The Director-General of the Social Security and National Insurance Trust (SSNIT), Dr. John Ofori-Tenkorang, has disclosed that the Trust was able to retrieve GH¢154 million from the prosecution of employers who were reluctant to pay the contributions of their employees in the first half of 2023.
He urged employers to be diligent in paying their employees’ SSNIT contributions to avoid prosecution, which he said is often the Trust’s last resort.
“The SSNIT law states that it is the employer’s obligation to ensure that SSNIT payments are remitted to SSNIT. If employers do this diligently, then we would not have to send compliance officers after them. However, due to some misunderstanding or sheer devilishness, some employers fail to remit their contributions to SSNIT.”
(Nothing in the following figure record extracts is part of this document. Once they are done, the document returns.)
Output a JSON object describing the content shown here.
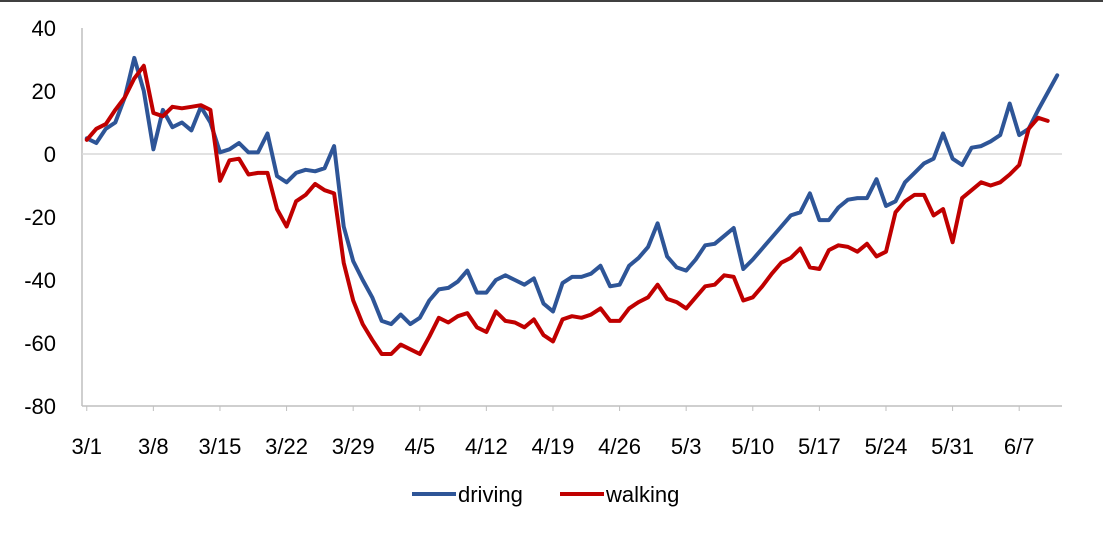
{
  "chart_data": {
    "type": "line",
    "title": "",
    "xlabel": "",
    "ylabel": "",
    "ylim": [
      -80,
      40
    ],
    "yticks": [
      40,
      20,
      0,
      -20,
      -40,
      -60,
      -80
    ],
    "x_tick_labels": [
      "3/1",
      "3/8",
      "3/15",
      "3/22",
      "3/29",
      "4/5",
      "4/12",
      "4/19",
      "4/26",
      "5/3",
      "5/10",
      "5/17",
      "5/24",
      "5/31",
      "6/7"
    ],
    "x_tick_interval_days": 7,
    "zero_line": true,
    "grid": false,
    "legend_position": "bottom",
    "series": [
      {
        "name": "driving",
        "color": "#2e5597",
        "values": [
          5,
          3.5,
          8,
          10,
          18,
          30.5,
          20,
          1.5,
          14,
          8.5,
          10,
          7.5,
          15,
          10,
          0.5,
          1.5,
          3.5,
          0.5,
          0.5,
          6.5,
          -7,
          -9,
          -6,
          -5,
          -5.5,
          -4.5,
          2.5,
          -23,
          -34,
          -40,
          -45.5,
          -53,
          -54,
          -51,
          -54,
          -52,
          -46.5,
          -43,
          -42.5,
          -40.5,
          -37,
          -44,
          -44,
          -40,
          -38.5,
          -40,
          -41.5,
          -39.5,
          -47.5,
          -50,
          -41,
          -39,
          -39,
          -38,
          -35.5,
          -42,
          -41.5,
          -35.5,
          -33,
          -29.5,
          -22,
          -32.5,
          -36,
          -37,
          -33.5,
          -29,
          -28.5,
          -26,
          -23.5,
          -36.5,
          -33.5,
          -30,
          -26.5,
          -23,
          -19.5,
          -18.5,
          -12.5,
          -21,
          -21,
          -17,
          -14.5,
          -14,
          -14,
          -8,
          -16.5,
          -15,
          -9,
          -6,
          -3,
          -1.5,
          6.5,
          -1.5,
          -3.5,
          2,
          2.5,
          4,
          6,
          16,
          6,
          8,
          14,
          19.5,
          25
        ]
      },
      {
        "name": "walking",
        "color": "#c00000",
        "values": [
          4.5,
          8,
          9.5,
          14,
          18,
          24,
          28,
          13,
          12,
          15,
          14.5,
          15,
          15.5,
          14,
          -8.5,
          -2,
          -1.5,
          -6.5,
          -6,
          -6,
          -17.5,
          -23,
          -15,
          -13,
          -9.5,
          -11.5,
          -12.5,
          -34.5,
          -46.5,
          -54,
          -59,
          -63.5,
          -63.5,
          -60.5,
          -62,
          -63.5,
          -58,
          -52,
          -53.5,
          -51.5,
          -50.5,
          -55,
          -56.5,
          -50,
          -53,
          -53.5,
          -55,
          -52.5,
          -57.5,
          -59.5,
          -52.5,
          -51.5,
          -52,
          -51,
          -49,
          -53,
          -53,
          -49,
          -47,
          -45.5,
          -41.5,
          -46,
          -47,
          -49,
          -45.5,
          -42,
          -41.5,
          -38.5,
          -39,
          -46.5,
          -45.5,
          -42,
          -38,
          -34.5,
          -33,
          -30,
          -36,
          -36.5,
          -30.5,
          -29,
          -29.5,
          -31,
          -28.5,
          -32.5,
          -31,
          -18.5,
          -15,
          -13,
          -13,
          -19.5,
          -17.5,
          -28,
          -14,
          -11.5,
          -9,
          -10,
          -9,
          -6.5,
          -3.5,
          8,
          11.5,
          10.5
        ]
      }
    ]
  }
}
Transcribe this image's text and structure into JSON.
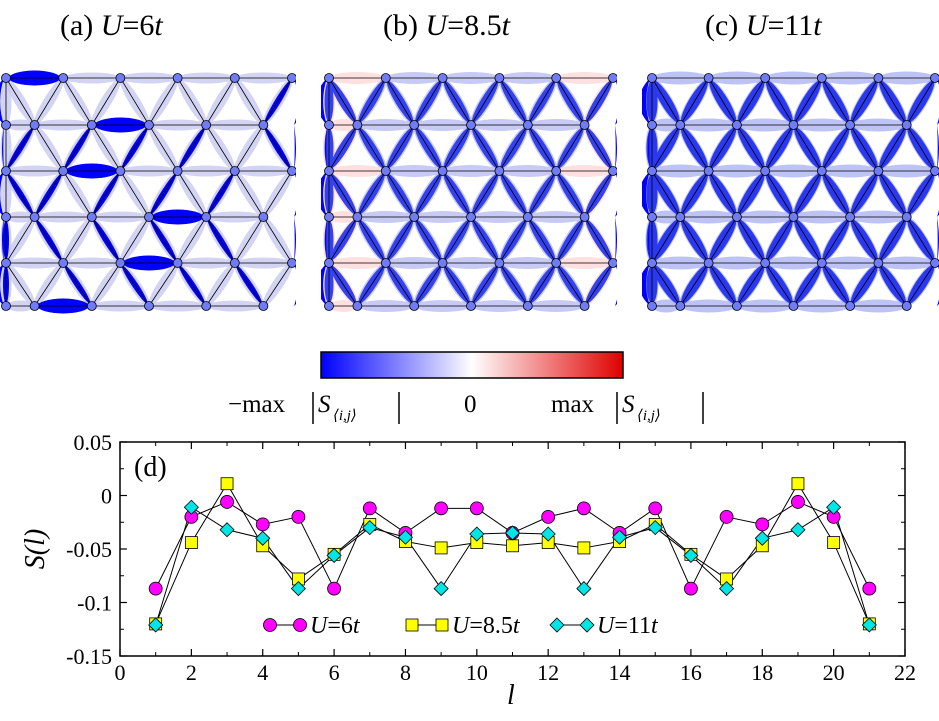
{
  "panels": [
    {
      "label": "(a) ",
      "var": "U",
      "eq": "=6",
      "unit": "t"
    },
    {
      "label": "(b) ",
      "var": "U",
      "eq": "=8.5",
      "unit": "t"
    },
    {
      "label": "(c) ",
      "var": "U",
      "eq": "=11",
      "unit": "t"
    }
  ],
  "colorbar": {
    "low_color": "#0000ff",
    "mid_color": "#ffffff",
    "high_color": "#e00000",
    "left_label": "−max",
    "center_label": "0",
    "right_label": "max",
    "quantity": "S",
    "subscript": "⟨i,j⟩"
  },
  "chart_data": {
    "type": "line",
    "panel_label": "(d)",
    "xlabel": "l",
    "ylabel": "S(l)",
    "xlim": [
      0,
      22
    ],
    "ylim": [
      -0.15,
      0.05
    ],
    "xticks": [
      0,
      2,
      4,
      6,
      8,
      10,
      12,
      14,
      16,
      18,
      20,
      22
    ],
    "yticks": [
      {
        "value": 0.05,
        "label": "0.05"
      },
      {
        "value": 0,
        "label": "0"
      },
      {
        "value": -0.05,
        "label": "-0.05"
      },
      {
        "value": -0.1,
        "label": "-0.1"
      },
      {
        "value": -0.15,
        "label": "-0.15"
      }
    ],
    "x": [
      1,
      2,
      3,
      4,
      5,
      6,
      7,
      8,
      9,
      10,
      11,
      12,
      13,
      14,
      15,
      16,
      17,
      18,
      19,
      20,
      21
    ],
    "series": [
      {
        "name": "U=6t",
        "var": "U",
        "eq": "=6",
        "unit": "t",
        "marker": "circle",
        "color": "#ff00ff",
        "values": [
          -0.087,
          -0.02,
          -0.006,
          -0.027,
          -0.02,
          -0.087,
          -0.012,
          -0.035,
          -0.012,
          -0.012,
          -0.035,
          -0.02,
          -0.012,
          -0.035,
          -0.012,
          -0.087,
          -0.02,
          -0.027,
          -0.006,
          -0.02,
          -0.087
        ]
      },
      {
        "name": "U=8.5t",
        "var": "U",
        "eq": "=8.5",
        "unit": "t",
        "marker": "square",
        "color": "#ffff00",
        "values": [
          -0.12,
          -0.044,
          0.011,
          -0.047,
          -0.078,
          -0.055,
          -0.027,
          -0.043,
          -0.049,
          -0.044,
          -0.047,
          -0.044,
          -0.049,
          -0.043,
          -0.027,
          -0.055,
          -0.078,
          -0.047,
          0.011,
          -0.044,
          -0.12
        ]
      },
      {
        "name": "U=11t",
        "var": "U",
        "eq": "=11",
        "unit": "t",
        "marker": "diamond",
        "color": "#00e5e5",
        "values": [
          -0.121,
          -0.011,
          -0.032,
          -0.04,
          -0.087,
          -0.056,
          -0.03,
          -0.039,
          -0.087,
          -0.036,
          -0.035,
          -0.036,
          -0.087,
          -0.039,
          -0.03,
          -0.056,
          -0.087,
          -0.04,
          -0.032,
          -0.011,
          -0.121
        ]
      }
    ]
  },
  "lattice": {
    "bond_color_strong": "#0000ff",
    "bond_color_weak": "#c8c8f0",
    "bond_color_red": "#ffd8d8",
    "site_color": "#6f7cf5",
    "note_no_text": true
  }
}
“If, after repeated reminders, reluctant employers still do not make contributions, then we have no choice but to take them to court. Some of these prosecutions have led us to retrieve GH¢154 million in the first half of the year.”
According to Dr. Ofori-Tenkorang, available data and projections show that the Trust is on track to meet its targets by the end of the year.
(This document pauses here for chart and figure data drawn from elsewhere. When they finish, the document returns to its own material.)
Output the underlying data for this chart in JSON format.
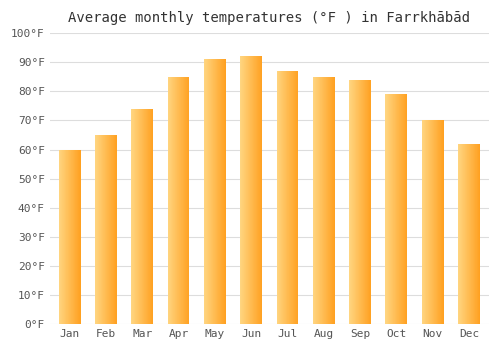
{
  "title": "Average monthly temperatures (°F ) in Farrkhābād",
  "months": [
    "Jan",
    "Feb",
    "Mar",
    "Apr",
    "May",
    "Jun",
    "Jul",
    "Aug",
    "Sep",
    "Oct",
    "Nov",
    "Dec"
  ],
  "values": [
    60,
    65,
    74,
    85,
    91,
    92,
    87,
    85,
    84,
    79,
    70,
    62
  ],
  "bar_color_left": "#FFD580",
  "bar_color_right": "#FFA020",
  "ylim": [
    0,
    100
  ],
  "yticks": [
    0,
    10,
    20,
    30,
    40,
    50,
    60,
    70,
    80,
    90,
    100
  ],
  "ytick_labels": [
    "0°F",
    "10°F",
    "20°F",
    "30°F",
    "40°F",
    "50°F",
    "60°F",
    "70°F",
    "80°F",
    "90°F",
    "100°F"
  ],
  "bg_color": "#ffffff",
  "grid_color": "#dddddd",
  "figsize": [
    5.0,
    3.5
  ],
  "dpi": 100,
  "title_fontsize": 10,
  "tick_fontsize": 8,
  "bar_width": 0.6
}
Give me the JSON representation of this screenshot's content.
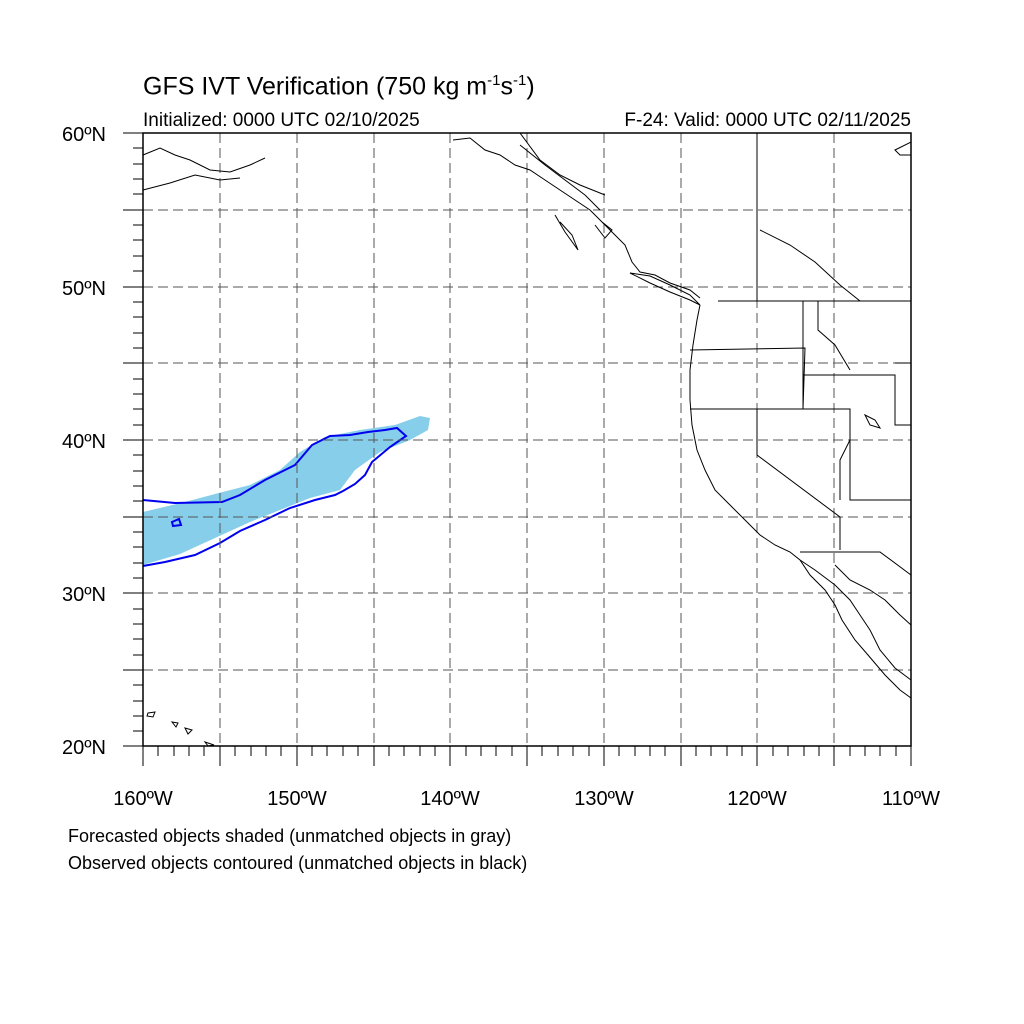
{
  "title": {
    "main": "GFS IVT Verification (750 kg m",
    "exp1": "-1",
    "mid": "s",
    "exp2": "-1",
    "end": ")"
  },
  "initialized": "Initialized: 0000 UTC 02/10/2025",
  "valid": "F-24: Valid: 0000 UTC 02/11/2025",
  "lat_labels": [
    "60ºN",
    "50ºN",
    "40ºN",
    "30ºN",
    "20ºN"
  ],
  "lon_labels": [
    "160ºW",
    "150ºW",
    "140ºW",
    "130ºW",
    "120ºW",
    "110ºW"
  ],
  "notes": {
    "line1": "Forecasted objects shaded (unmatched objects in gray)",
    "line2": "Observed objects contoured (unmatched objects in black)"
  },
  "colors": {
    "forecast_fill": "#87ceeb",
    "observed_contour": "#0000ee",
    "coastline": "#000000",
    "grid": "#555555"
  }
}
Speaking to the media on the sidelines of the 2023 SSNIT Employers Breakfast Meeting in Koforidua, Dr. John Ofori-Tenkorang also indicated that SSNIT is expanding its operations to cover people in the informal sector.
“Our goal and objective is to ensure that we do not miss any pension payments to people who rely on us as their only source of income for their livelihood. We want to expand, and that is why we are going out there to do the tough work and convince the self-employed to join SSNIT.”
“We want the self-employed to know that SSNIT is a better retirement plan to join if they want to ensure a better and more comfortable retirement. The highest-paid SSNIT pensioner was a self-employed person who was not an employee of anyone and used to earn GH¢100,000 a month.”